Wednesday, May 7, 2014

DMZ Tour

This is one of those weekends when it's great to be in Korea. We had last Thursday off for Korean Labor Day. We had to go back to school on Friday, but now we have a three day weekend to celebrate Children's Day, so we've been enjoying our time off with Lindy. But now, here we are with another guest, and I still haven't even finished the posts from when my brother was here. Worse yet, my worst season of grading begins this week. One hundred and sixty articles to grade a little less than three weeks. Yikes!

One of the last things we did before Travis left was take the DMZ tour. It's a pretty expensive trip, so Eric hadn't been too excited about going himself. Kids under 16 aren't able to go on the trip, either, so it was just Travis and I on the trip. We took the tour provided by the USO, which begins by boarding a bus not far from our house. It takes about an hour to get up to the DMZ, which provided ample nap time after having to get up so early. Upon arriving, you get off the tour bus and onto a screened and secure bus that drives you around while inside the DMZ.

Our first stop was at the Joint Security Area (JSA). It's the one area where both South Koreans and Enkay soldiers work together. The concrete building above the blue buildings is where the Enkay soldiers observe the JSA, though we were told that in the entire building, there are typically only two soldiers. The blue building below is where weekly meetings are held between the two sides.

We were able to go into the meeting building and cross the Military Demarcation Line (MDL), so we were technically in Enkay.

This is the MDL through the window. Unless you are inside one of these blue meeting buildings, then no one from either side can cross this line inside the DMZ. Prior to the Axe Murder incident in 1976, soldiers in the DMZ had much more freedom and there was more interaction between the two sides. But, after two South Korean soldiers were killed with axes by Enkay soldiers while they were cutting down a poplar tree that hindered the line of sight, the MDL became a much more strict separation for the two countries.
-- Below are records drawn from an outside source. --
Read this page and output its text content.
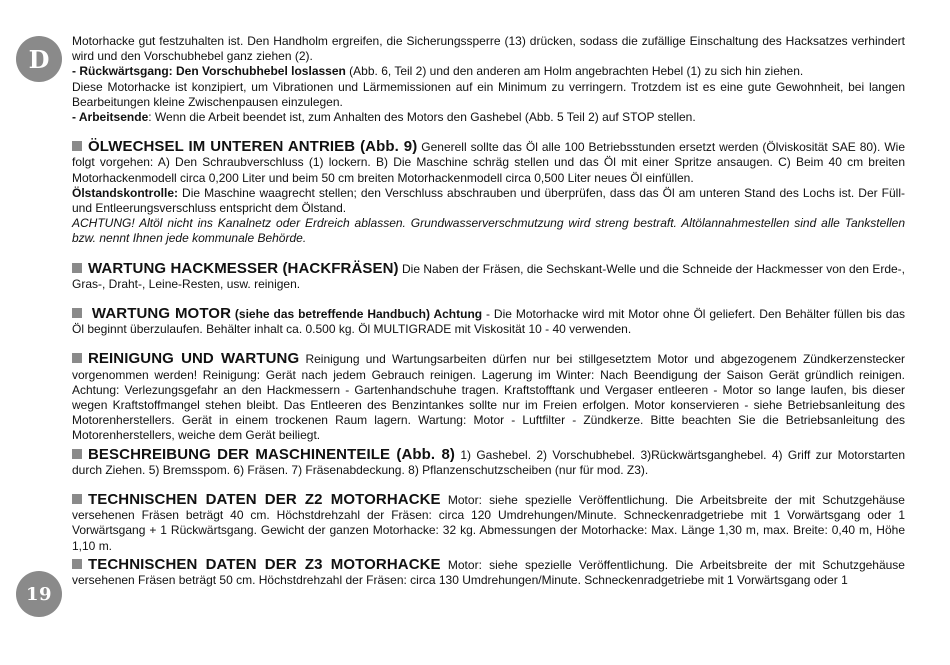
D
19

Motorhacke gut festzuhalten ist. Den Handholm ergreifen, die Sicherungssperre (13) drücken, sodass die zufällige Einschaltung des Hacksatzes verhindert wird und den Vorschubhebel ganz ziehen (2).

- Rückwärtsgang: Den Vorschubhebel loslassen (Abb. 6, Teil 2) und den anderen am Holm angebrachten Hebel (1) zu sich hin ziehen.

Diese Motorhacke ist konzipiert, um Vibrationen und Lärmemissionen auf ein Minimum zu verringern. Trotzdem ist es eine gute Gewohnheit, bei langen Bearbeitungen kleine Zwischenpausen einzulegen.

- Arbeitsende: Wenn die Arbeit beendet ist, zum Anhalten des Motors den Gashebel (Abb. 5 Teil 2) auf STOP stellen.

ÖLWECHSEL IM UNTEREN ANTRIEB (Abb. 9) Generell sollte das Öl alle 100 Betriebsstunden ersetzt werden (Ölviskosität SAE 80). Wie folgt vorgehen: A) Den Schraubverschluss (1) lockern. B) Die Maschine schräg stellen und das Öl mit einer Spritze ansaugen. C) Beim 40 cm breiten Motorhackenmodell circa 0,200 Liter und beim 50 cm breiten Motorhackenmodell circa 0,500 Liter neues Öl einfüllen.

Ölstandskontrolle: Die Maschine waagrecht stellen; den Verschluss abschrauben und überprüfen, dass das Öl am unteren Stand des Lochs ist. Der Füll- und Entleerungsverschluss entspricht dem Ölstand.

ACHTUNG! Altöl nicht ins Kanalnetz oder Erdreich ablassen. Grundwasserverschmutzung wird streng bestraft. Altölannahmestellen sind alle Tankstellen bzw. nennt Ihnen jede kommunale Behörde.

WARTUNG HACKMESSER (HACKFRÄSEN) Die Naben der Fräsen, die Sechskant-Welle und die Schneide der Hackmesser von den Erde-, Gras-, Draht-, Leine-Resten, usw. reinigen.

WARTUNG MOTOR (siehe das betreffende Handbuch) Achtung - Die Motorhacke wird mit Motor ohne Öl geliefert. Den Behälter füllen bis das Öl beginnt überzulaufen. Behälter inhalt ca. 0.500 kg. Öl MULTIGRADE mit Viskosität 10 - 40 verwenden.

REINIGUNG UND WARTUNG Reinigung und Wartungsarbeiten dürfen nur bei stillgesetztem Motor und abgezogenem Zündkerzenstecker vorgenommen werden! Reinigung: Gerät nach jedem Gebrauch reinigen. Lagerung im Winter: Nach Beendigung der Saison Gerät gründlich reinigen. Achtung: Verlezungsgefahr an den Hackmessern - Gartenhandschuhe tragen. Kraftstofftank und Vergaser entleeren - Motor so lange laufen, bis dieser wegen Kraftstoffmangel stehen bleibt. Das Entleeren des Benzintankes sollte nur im Freien erfolgen. Motor konservieren - siehe Betriebsanleitung des Motorenherstellers. Gerät in einem trockenen Raum lagern. Wartung: Motor - Luftfilter - Zündkerze. Bitte beachten Sie die Betriebsanleitung des Motorenherstellers, weiche dem Gerät beiliegt.

BESCHREIBUNG DER MASCHINENTEILE (Abb. 8) 1) Gashebel. 2) Vorschubhebel. 3)Rückwärtsganghebel. 4) Griff zur Motorstarten durch Ziehen. 5) Bremsspom. 6) Fräsen. 7) Fräsenabdeckung. 8) Pflanzenschutzscheiben (nur für mod. Z3).

TECHNISCHEN DATEN DER Z2 MOTORHACKE Motor: siehe spezielle Veröffentlichung. Die Arbeitsbreite der mit Schutzgehäuse versehenen Fräsen beträgt 40 cm. Höchstdrehzahl der Fräsen: circa 120 Umdrehungen/Minute. Schneckenradgetriebe mit 1 Vorwärtsgang oder 1 Vorwärtsgang + 1 Rückwärtsgang. Gewicht der ganzen Motorhacke: 32 kg. Abmessungen der Motorhacke: Max. Länge 1,30 m, max. Breite: 0,40 m, Höhe 1,10 m.

TECHNISCHEN DATEN DER Z3 MOTORHACKE Motor: siehe spezielle Veröffentlichung. Die Arbeitsbreite der mit Schutzgehäuse versehenen Fräsen beträgt 50 cm. Höchstdrehzahl der Fräsen: circa 130 Umdrehungen/Minute. Schneckenradgetriebe mit 1 Vorwärtsgang oder 1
We had the world's fastest speaking tour guide while inside the DMZ, so I can't say that I understood everything he said, and of course, I can't remember all that I learned, either. But, after leaving the JSA, we headed to a couple of observation points--one of which the guide claimed as the coldest spot in South Korea. It was freezing!

This was our view of Propaganda Village where the world's largest flag flies on the world's 3rd largest flag pole. Once upon a time, Propaganda Village was where loudspeakers would deliver messages touting the brilliance of Enkay leaders and life in Enkay. Strangely, though, where Propaganda Village (or Peace Village as those in Enkay call it) is intended to portray a picture of the perfect life that's possible in Enkay, it is actually uninhabited. It is one of the few places that appears to have electricity, but in actuality there are generators that run on timers, so that it appears to have electricity.
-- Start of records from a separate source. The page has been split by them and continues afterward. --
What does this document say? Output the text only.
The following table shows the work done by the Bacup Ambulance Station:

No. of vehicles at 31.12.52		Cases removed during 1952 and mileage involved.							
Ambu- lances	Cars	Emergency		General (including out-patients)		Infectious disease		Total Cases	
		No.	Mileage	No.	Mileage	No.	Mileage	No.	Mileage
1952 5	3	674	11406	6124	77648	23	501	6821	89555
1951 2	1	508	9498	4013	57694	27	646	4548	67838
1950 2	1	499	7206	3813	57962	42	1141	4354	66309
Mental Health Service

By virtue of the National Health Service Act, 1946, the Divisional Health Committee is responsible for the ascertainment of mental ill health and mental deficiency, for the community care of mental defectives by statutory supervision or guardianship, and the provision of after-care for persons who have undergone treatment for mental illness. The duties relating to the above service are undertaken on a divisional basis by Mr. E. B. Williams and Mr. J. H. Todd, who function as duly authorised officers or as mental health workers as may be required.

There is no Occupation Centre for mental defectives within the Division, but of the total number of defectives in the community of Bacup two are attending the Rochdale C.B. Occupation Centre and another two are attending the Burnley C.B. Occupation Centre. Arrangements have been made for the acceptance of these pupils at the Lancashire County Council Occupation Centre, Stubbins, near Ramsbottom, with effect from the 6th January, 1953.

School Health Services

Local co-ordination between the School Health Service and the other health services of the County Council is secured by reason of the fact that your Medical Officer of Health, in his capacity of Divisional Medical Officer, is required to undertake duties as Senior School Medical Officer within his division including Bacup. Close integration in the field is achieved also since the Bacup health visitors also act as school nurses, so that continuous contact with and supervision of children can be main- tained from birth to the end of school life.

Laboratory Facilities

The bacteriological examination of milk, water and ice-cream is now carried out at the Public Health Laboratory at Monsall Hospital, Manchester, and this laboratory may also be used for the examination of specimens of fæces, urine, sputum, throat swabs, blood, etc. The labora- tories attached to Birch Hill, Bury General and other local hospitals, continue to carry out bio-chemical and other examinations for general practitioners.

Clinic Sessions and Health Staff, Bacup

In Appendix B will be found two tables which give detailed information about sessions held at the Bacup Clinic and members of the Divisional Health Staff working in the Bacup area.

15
Taeson-dong is the one village that exists inside the DMZ, and is also the one wealthy village in all of Enkay. They live tax-free and are also free from the military duty that is compulsory in Korea. There are some rules that go along with living in this village, though. There is a curfew and a requirement as to how many nights per year they must sleep in the village.
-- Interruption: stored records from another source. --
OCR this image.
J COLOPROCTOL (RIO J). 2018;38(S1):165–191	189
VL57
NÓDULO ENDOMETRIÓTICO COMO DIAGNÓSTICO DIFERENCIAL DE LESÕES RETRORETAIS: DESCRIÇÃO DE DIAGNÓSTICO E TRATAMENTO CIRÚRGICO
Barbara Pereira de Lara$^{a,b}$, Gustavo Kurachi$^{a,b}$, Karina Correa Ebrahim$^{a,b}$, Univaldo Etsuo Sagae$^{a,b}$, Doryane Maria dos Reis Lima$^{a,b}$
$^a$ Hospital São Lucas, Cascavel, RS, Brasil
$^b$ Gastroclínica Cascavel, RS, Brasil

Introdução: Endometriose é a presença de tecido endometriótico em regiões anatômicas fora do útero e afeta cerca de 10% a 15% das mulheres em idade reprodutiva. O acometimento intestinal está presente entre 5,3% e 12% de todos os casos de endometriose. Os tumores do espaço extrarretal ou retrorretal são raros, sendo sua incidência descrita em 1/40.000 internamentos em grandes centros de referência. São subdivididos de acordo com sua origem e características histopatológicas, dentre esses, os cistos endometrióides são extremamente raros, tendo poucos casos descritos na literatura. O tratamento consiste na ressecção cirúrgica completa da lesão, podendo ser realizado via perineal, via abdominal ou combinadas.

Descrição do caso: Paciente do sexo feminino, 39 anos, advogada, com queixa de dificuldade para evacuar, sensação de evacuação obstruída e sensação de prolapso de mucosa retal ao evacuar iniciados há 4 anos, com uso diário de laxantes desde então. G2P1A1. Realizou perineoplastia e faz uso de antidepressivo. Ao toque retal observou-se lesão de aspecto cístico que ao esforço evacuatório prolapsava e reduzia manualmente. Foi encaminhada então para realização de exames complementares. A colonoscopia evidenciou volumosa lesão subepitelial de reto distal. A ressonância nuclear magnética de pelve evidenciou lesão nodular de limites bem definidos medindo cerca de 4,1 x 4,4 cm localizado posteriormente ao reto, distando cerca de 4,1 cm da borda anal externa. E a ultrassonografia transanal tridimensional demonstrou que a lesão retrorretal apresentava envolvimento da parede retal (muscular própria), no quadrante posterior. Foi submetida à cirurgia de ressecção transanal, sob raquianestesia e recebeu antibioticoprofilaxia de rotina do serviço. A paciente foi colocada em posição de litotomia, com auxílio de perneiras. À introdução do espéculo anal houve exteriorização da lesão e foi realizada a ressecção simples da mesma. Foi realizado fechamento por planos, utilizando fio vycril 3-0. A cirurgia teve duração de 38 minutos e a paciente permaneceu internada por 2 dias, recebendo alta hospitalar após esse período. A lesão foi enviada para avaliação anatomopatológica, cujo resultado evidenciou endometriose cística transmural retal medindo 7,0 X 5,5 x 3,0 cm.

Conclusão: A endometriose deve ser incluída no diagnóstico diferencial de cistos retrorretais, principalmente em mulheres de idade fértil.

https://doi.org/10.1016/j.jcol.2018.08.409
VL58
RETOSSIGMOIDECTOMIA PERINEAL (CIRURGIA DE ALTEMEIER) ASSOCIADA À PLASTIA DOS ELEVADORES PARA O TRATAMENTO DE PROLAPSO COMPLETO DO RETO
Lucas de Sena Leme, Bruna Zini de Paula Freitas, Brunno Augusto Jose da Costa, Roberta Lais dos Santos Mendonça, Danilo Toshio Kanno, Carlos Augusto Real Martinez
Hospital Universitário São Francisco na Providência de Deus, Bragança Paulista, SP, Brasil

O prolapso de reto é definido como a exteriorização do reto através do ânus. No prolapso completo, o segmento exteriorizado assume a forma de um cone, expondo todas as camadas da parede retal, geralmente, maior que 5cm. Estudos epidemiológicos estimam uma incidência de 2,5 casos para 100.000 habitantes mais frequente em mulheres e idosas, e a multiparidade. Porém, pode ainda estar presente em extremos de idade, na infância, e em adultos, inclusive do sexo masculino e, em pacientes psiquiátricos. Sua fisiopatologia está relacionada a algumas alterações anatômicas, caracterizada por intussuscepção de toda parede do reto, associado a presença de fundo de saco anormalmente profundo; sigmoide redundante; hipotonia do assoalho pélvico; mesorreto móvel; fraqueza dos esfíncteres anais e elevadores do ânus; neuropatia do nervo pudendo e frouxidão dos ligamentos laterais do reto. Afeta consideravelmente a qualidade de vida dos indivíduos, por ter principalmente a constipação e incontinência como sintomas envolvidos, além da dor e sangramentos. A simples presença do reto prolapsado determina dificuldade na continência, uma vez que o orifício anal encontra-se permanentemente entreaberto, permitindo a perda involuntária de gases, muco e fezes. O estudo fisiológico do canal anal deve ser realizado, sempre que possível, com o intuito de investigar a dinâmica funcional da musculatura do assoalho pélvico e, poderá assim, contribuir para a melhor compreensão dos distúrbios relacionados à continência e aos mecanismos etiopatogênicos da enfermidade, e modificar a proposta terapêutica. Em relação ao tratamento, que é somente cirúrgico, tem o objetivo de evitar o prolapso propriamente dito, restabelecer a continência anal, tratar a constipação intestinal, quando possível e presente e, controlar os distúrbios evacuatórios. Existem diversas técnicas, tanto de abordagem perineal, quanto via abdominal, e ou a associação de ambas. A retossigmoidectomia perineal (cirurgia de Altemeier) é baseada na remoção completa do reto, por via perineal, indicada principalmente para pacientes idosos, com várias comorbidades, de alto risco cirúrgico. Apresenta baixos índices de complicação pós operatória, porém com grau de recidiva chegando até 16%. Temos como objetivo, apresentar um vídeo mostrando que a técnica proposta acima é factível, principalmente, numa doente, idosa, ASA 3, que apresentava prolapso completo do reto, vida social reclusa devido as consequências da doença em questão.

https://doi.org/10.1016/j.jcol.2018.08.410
The above picture is of a monument where the poplar tree that was the cause of the Axe Murder incident once stood. Below is the Bridge of No Return. After the war ended, Prisoners of War were released from both countries. They were given the freedom to choose which country they wanted to reside in, but with the knowledge that they would never be able to return to the country that they gave up once the decision was made.

We also visited the train station that connects a subway line between the two countries. It was originally intended to operate as a commuter train for those from South Korea who work in the Kaesong Industrial Complex and connected to Pyeongyang, as well. The line was refurbished, but is no longer in use, as Enkay shut it down in 2008.

The future hope is to connect the Koreas to the Trans-Siberian Railway using this line eventually, but for now, it sits empty. It's just another tourist attraction now.

After the train station, we had lunch--bibimbap or bulgogi buffets. It reminded me way too much of the school cafeteria, but it wasn't bad. Trav went for the bibimbap again (I lost track of how many times he ate that while he was here!), and I had the bulgogi.

Our last stop was at the Third Tunnel, which included a walk deep into the tunnel, as well as a museum about all of the infiltration tunnels from Enkay into the DMZ. If you've never heard about the infiltration tunnels, it's a bit scary. I'll let you read a little more about it yourself here. Suffice it to say, these tunnels were discovered in the 70s, and Enkay still denies their existence. There is even evidence in the tunnel of spray paint that they used as an alibi for reasons as to why they'd been digging. The Third Tunnel itself was designed large enough to move 30,000 troops an hour into the DMZ.

The picture above is how I had always pictured the DMZ, but we didn't see any evidence of this particular practice. There was a lot of chain link and evidence of mines, but no soldiers walking the fence.

The day ended with a South Korean movie and a nap on the bus ride home. Trav and I left wishing that we'd written notes throughout the day because we learned an overwhelming amount of information that I can barely remember. I would recommend the tour to anyone who is interested in the DMZ itself, is willing to fork out the money, and here long enough to spend an entire day touring (because we won't be going with you!).